There is a particular quote from the movie Steel Magnolias that I have thought to myself over and over in this tiny rent house: “I have found it. I am in hell.” You may be thinking to yourself one of two things: 1) This is a Christian blog-you cannot talk like that; 2) It can’t be that bad. Well 1) I promised to be very transparent with this blog and you cannot tell me you’ve never thought the same thing and 2) it’s not but as I sit in a dirty kitchen with a leaky roof, it feels that way.
Since we sold our home and moved into this little rental I have struggled. Wall to wall wood paneling, no dishwasher and lack of heat have really put me out of my comfort zone. Add in a leaky roof and a musty smell of pipe tobacco and you have a great mixture of “Welcome to reality: it bites”. When we decided to sell our home and move into this rent house until our house was built, I thought it would be a great adventure. I wrote “Love Grows Best in Little Houses” on a chalkboard, decided a full size bed meant snuggles and a better chance of a baby and bought a houseplant. I exerted every bit of energy I could muster up to put on a happy face and decorate on a budget. I hung pictures, I bought decorative throws, I diffused essential oils. I did everything I could. And still I sit here stressed as I look around the dark room.
It’s not really the house. It just adds to my frustration and provides a filter in which to blame my discontent with this season of life. So far, building a house has proved to be one headache after another. I actually have to work on the farm now, which is a whole other discussion for another day. I’m desperately fighting the urge to get pregnant until the house gets built but I also get fertility updates on my phone and I may also write them on the marker board in our hallway just incase Jon decides that he’s ready to try again. Work this week has been stressful, a good friend of the family passed away, and my grandfather is very sick. Jon has also had a very stressful week. And it seems that when everything else is falling a part, distractions start coming in from every side.
I imagine that this season of life isn’t what God was referring to when he spoke of the Israelites in their pursuit of the Promised Land. But man, does it feel like it. I’m not in a literal desert but my heart is thirsty for contentment. Finding that contentment in Christ is a noble and lofty goal, but it’s not easy. Everything is overwhelming. Everything seems hard and everything seems to be falling a part rather than falling in place.

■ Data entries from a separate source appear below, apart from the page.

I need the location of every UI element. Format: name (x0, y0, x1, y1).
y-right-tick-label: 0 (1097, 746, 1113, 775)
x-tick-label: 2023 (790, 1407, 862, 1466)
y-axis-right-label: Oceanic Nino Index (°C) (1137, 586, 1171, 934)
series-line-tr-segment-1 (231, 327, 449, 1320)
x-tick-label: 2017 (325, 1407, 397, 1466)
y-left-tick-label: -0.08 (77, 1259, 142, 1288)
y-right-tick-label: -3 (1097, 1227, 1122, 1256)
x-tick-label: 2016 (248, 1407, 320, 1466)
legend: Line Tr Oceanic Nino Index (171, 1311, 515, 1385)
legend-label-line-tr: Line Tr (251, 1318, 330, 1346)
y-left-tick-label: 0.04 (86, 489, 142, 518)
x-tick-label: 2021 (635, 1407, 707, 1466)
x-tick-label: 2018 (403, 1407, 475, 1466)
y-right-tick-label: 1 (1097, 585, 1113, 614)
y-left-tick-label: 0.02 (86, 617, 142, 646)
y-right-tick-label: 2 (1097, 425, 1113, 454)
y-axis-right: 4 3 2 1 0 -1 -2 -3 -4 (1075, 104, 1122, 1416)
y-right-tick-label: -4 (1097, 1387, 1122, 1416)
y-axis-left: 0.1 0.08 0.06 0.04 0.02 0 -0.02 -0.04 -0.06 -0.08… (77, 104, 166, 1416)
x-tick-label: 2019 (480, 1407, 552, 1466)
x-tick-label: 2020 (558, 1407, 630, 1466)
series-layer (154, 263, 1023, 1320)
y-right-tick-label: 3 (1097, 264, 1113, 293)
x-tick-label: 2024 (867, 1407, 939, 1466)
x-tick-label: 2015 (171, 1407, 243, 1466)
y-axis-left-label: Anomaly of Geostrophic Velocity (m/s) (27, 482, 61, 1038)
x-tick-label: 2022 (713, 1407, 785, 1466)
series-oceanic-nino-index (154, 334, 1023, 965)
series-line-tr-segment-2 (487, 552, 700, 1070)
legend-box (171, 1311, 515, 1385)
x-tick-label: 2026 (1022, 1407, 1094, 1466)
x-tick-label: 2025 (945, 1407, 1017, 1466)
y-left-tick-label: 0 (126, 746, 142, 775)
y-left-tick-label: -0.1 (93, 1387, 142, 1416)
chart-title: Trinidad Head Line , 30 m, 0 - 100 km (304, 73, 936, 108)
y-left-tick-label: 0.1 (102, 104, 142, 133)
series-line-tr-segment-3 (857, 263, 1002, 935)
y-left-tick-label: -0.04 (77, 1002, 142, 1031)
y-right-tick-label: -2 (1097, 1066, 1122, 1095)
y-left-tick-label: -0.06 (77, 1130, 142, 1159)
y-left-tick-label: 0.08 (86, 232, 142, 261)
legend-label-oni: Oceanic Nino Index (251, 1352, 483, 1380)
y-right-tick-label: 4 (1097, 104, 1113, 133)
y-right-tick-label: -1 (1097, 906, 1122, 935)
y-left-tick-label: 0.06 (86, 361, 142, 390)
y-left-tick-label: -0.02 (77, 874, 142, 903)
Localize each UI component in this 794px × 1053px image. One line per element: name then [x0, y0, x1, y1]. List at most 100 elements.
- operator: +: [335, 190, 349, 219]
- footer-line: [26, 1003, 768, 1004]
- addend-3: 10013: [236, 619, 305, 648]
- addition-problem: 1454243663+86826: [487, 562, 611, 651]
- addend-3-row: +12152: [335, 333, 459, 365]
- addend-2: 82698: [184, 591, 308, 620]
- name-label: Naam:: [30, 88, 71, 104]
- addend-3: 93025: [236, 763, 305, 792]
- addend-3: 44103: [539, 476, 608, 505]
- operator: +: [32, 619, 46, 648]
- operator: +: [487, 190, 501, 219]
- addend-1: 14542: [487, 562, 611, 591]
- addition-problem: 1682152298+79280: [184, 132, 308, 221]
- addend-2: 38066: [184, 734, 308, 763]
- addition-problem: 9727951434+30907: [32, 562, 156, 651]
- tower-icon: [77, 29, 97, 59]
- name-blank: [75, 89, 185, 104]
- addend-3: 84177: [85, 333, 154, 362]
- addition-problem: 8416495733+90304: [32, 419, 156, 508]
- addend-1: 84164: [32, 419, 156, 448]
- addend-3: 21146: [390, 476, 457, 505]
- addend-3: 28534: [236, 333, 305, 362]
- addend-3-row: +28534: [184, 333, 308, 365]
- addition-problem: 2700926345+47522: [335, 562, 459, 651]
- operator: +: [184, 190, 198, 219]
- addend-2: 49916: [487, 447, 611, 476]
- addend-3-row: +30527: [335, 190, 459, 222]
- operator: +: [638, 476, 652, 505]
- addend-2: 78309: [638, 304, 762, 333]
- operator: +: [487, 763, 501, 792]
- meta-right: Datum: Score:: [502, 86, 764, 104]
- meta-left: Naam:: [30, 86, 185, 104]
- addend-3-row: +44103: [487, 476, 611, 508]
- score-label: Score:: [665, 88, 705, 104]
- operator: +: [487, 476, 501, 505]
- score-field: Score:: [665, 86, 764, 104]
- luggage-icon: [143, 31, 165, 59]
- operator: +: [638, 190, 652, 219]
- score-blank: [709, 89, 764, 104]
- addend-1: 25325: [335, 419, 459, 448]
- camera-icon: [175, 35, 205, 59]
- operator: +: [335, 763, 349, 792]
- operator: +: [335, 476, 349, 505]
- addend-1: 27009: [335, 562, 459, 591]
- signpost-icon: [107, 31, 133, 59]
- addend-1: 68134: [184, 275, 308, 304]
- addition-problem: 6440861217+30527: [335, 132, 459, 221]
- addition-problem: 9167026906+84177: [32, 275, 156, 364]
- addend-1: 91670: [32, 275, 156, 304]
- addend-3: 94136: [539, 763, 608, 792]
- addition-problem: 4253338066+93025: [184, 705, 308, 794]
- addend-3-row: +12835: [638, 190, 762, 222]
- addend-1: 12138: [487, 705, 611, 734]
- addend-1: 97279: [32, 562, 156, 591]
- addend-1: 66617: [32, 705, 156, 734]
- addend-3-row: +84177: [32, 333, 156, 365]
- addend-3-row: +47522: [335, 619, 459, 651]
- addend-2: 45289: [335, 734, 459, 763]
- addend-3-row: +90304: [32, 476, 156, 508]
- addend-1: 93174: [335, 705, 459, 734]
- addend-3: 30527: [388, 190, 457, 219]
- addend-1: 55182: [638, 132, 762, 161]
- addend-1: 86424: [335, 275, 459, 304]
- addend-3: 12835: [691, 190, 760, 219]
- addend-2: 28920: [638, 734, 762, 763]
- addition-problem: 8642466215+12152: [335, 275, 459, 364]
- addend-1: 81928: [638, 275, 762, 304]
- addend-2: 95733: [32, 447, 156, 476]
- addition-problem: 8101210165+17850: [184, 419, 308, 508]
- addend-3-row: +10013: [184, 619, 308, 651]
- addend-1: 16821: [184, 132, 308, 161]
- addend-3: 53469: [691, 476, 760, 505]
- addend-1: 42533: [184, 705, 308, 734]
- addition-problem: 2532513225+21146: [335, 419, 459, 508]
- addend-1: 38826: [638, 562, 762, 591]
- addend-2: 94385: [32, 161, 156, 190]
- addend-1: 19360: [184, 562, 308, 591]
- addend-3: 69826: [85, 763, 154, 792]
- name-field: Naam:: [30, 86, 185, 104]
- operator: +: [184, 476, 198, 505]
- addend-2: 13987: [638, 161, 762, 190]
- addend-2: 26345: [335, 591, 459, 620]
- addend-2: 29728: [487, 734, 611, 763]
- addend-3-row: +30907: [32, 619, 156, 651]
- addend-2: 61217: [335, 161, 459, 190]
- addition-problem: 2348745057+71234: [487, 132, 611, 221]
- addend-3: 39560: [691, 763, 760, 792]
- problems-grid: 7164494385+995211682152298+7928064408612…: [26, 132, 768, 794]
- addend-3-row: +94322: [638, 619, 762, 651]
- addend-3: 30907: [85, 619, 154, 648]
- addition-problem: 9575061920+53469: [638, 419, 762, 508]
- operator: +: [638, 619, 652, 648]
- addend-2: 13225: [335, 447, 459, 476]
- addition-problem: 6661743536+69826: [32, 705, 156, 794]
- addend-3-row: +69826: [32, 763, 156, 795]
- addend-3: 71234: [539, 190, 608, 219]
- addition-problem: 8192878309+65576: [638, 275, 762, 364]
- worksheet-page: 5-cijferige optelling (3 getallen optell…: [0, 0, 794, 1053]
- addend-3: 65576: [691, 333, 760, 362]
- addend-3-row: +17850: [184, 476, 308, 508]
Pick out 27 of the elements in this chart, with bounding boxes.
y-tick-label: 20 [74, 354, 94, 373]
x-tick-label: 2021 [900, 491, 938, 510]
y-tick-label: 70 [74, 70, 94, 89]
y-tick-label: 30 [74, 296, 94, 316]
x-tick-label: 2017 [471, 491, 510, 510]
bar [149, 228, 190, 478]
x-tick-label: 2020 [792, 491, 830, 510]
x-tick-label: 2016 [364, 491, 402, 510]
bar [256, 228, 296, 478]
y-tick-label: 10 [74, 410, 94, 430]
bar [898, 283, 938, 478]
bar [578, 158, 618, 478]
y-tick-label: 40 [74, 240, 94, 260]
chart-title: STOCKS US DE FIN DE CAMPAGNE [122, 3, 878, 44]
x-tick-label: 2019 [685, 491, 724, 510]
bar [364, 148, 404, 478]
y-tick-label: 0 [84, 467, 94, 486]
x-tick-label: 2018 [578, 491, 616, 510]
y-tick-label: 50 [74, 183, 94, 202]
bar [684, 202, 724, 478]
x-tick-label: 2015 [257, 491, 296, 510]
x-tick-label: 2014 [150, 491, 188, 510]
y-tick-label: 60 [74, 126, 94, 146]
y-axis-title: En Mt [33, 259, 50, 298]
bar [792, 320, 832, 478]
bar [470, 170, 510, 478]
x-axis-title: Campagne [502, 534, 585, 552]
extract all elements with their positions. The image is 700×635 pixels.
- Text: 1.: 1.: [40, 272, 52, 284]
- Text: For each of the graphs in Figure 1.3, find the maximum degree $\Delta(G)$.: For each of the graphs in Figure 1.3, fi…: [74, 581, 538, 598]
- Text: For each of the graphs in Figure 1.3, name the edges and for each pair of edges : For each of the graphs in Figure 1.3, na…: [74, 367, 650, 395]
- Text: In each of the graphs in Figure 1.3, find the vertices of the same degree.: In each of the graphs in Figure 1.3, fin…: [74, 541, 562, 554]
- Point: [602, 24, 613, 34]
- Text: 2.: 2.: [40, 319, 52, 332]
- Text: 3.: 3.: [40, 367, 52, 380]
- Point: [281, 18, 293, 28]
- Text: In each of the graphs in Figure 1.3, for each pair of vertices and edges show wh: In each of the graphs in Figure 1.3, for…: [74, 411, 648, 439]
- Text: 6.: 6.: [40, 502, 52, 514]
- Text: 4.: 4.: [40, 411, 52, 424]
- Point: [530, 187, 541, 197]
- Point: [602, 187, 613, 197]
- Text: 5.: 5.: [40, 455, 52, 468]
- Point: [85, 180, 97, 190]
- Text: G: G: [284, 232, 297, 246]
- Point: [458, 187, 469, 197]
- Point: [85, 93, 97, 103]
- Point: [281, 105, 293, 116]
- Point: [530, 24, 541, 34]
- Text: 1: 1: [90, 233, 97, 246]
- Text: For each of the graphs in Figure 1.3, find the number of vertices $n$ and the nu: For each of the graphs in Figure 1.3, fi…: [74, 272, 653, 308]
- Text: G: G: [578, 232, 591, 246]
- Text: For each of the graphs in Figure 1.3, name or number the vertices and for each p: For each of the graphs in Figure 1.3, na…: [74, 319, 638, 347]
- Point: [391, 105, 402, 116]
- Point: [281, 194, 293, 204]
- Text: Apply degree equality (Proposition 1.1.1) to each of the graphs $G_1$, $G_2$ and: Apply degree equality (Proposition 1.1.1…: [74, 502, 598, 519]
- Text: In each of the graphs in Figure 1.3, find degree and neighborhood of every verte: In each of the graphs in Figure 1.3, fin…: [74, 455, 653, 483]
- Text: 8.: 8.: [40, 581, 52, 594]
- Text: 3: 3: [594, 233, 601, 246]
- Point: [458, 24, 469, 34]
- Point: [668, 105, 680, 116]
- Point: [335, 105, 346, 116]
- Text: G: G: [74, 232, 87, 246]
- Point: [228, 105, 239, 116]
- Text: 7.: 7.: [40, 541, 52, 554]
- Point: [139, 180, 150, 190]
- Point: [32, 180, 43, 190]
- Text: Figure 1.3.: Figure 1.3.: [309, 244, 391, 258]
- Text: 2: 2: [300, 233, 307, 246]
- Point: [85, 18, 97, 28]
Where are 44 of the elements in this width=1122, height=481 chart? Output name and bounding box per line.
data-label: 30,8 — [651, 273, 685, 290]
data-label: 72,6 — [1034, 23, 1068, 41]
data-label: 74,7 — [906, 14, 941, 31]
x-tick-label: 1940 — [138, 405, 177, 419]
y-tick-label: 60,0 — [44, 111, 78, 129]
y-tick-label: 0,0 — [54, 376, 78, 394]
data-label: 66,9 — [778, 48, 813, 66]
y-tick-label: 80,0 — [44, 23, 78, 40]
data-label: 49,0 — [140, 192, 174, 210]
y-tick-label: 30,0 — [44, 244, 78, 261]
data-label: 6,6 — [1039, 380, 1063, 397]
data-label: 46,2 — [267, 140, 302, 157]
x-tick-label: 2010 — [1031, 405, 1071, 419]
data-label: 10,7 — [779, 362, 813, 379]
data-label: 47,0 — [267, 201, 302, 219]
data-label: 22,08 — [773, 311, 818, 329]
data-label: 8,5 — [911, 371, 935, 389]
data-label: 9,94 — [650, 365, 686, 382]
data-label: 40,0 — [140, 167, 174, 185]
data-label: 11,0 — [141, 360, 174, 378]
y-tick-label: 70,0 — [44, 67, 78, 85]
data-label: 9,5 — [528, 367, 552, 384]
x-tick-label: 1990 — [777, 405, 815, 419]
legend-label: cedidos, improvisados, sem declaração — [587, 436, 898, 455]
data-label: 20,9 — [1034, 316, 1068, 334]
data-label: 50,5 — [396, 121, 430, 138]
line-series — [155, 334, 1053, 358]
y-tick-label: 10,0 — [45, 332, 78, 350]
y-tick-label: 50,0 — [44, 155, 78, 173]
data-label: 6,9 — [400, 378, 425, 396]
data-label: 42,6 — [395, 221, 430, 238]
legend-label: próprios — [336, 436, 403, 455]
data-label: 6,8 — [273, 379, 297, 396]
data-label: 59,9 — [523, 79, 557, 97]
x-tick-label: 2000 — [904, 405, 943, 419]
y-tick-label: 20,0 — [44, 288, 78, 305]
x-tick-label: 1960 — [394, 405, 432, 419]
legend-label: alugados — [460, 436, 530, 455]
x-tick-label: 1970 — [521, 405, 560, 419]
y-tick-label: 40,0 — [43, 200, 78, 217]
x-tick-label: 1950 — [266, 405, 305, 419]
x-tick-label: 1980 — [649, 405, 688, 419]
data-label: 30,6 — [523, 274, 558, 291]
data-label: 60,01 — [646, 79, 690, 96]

As I sat to write this post, in complete silence, I thought to myself “ I need a verse” and almost audibly heard the Lord say “ Open your Bible to Isaiah”. I remarkably remembered my books of the Bible and quickly flipped to the crisp pages. I prayed “Lord, why Isaiah?” and flipped the page. I read the first two words and got chills as it stopped me dead in my tracks. Isaiah 35: 1 reads, “The desert and the parched land will be glad; the wilderness will rejoice and blossom. Like the crocus, it will burst into bloom; it will rejoice greatly and shout for joy.” I went on to read Isaiah 35:3-4 which reads, “Strengthen the feeble hands, steady the knees that give way; say to those with fearful hearts, “Be strong, do not fear, your God will come, he will come with vengeance, with divine retribution and he will come to save you.”
Though my kitchen is still a mess, and my mind is extremely anxious, those words spoke peace to my heart this morning.
It’s not easy, in the “wilderness” seasons of life, to stop in the chaos and sit with the Lord. For one thing, wilderness often leads to weariness and weariness leads to sin. And sin, separates us from God. Just as the Israelites sinned against God, we ourselves find it easy to preoccupy our minds with sinful thoughts and participate in things displeasing to God. Wilderness also often leads to discontentment, which flourishes into anger towards God and causes a fear of messing things up worse than they already are.
However, what I feel like the Lord is continuing to teach me in this wilderness season-despite my attempts to navigate through it on my own- is that this is no time for good girl faith. This is time for messy, real, hard, gritty, gutsy faith. It’s time for faith trumps feeling kind of faith. Because we are in the thick of it, and there’s no easy way out. Though we are in the wilderness, and we desperately are grasping for control, we have to choose to release control to God. Though we are in the wilderness, and we are terrified of everything falling apart, we have to stop clenching it so tightly in our feeble hands. Though we are in the wilderness, and we are exhausted and irritated and weak, we have to rest in HIM no matter our circumstances. A faith trumps fear kind of faith.
I don’t know if you’re facing a wilderness season of your own. You may be like me: sitting at the kitchen table, staring out the window, wanting to throw in the towel. Maybe your wilderness season mirrors mine. Maybe you’re experiencing it in your marriage, in your home, in your desire for a child. Or maybe you are experiencing it in a career. Whatever it is, know that despite how desolate your circumstances may seem, the Lord has promised that the “wilderness will rejoice and blossom”. Hang in there. He will do as he’s promised. He will come.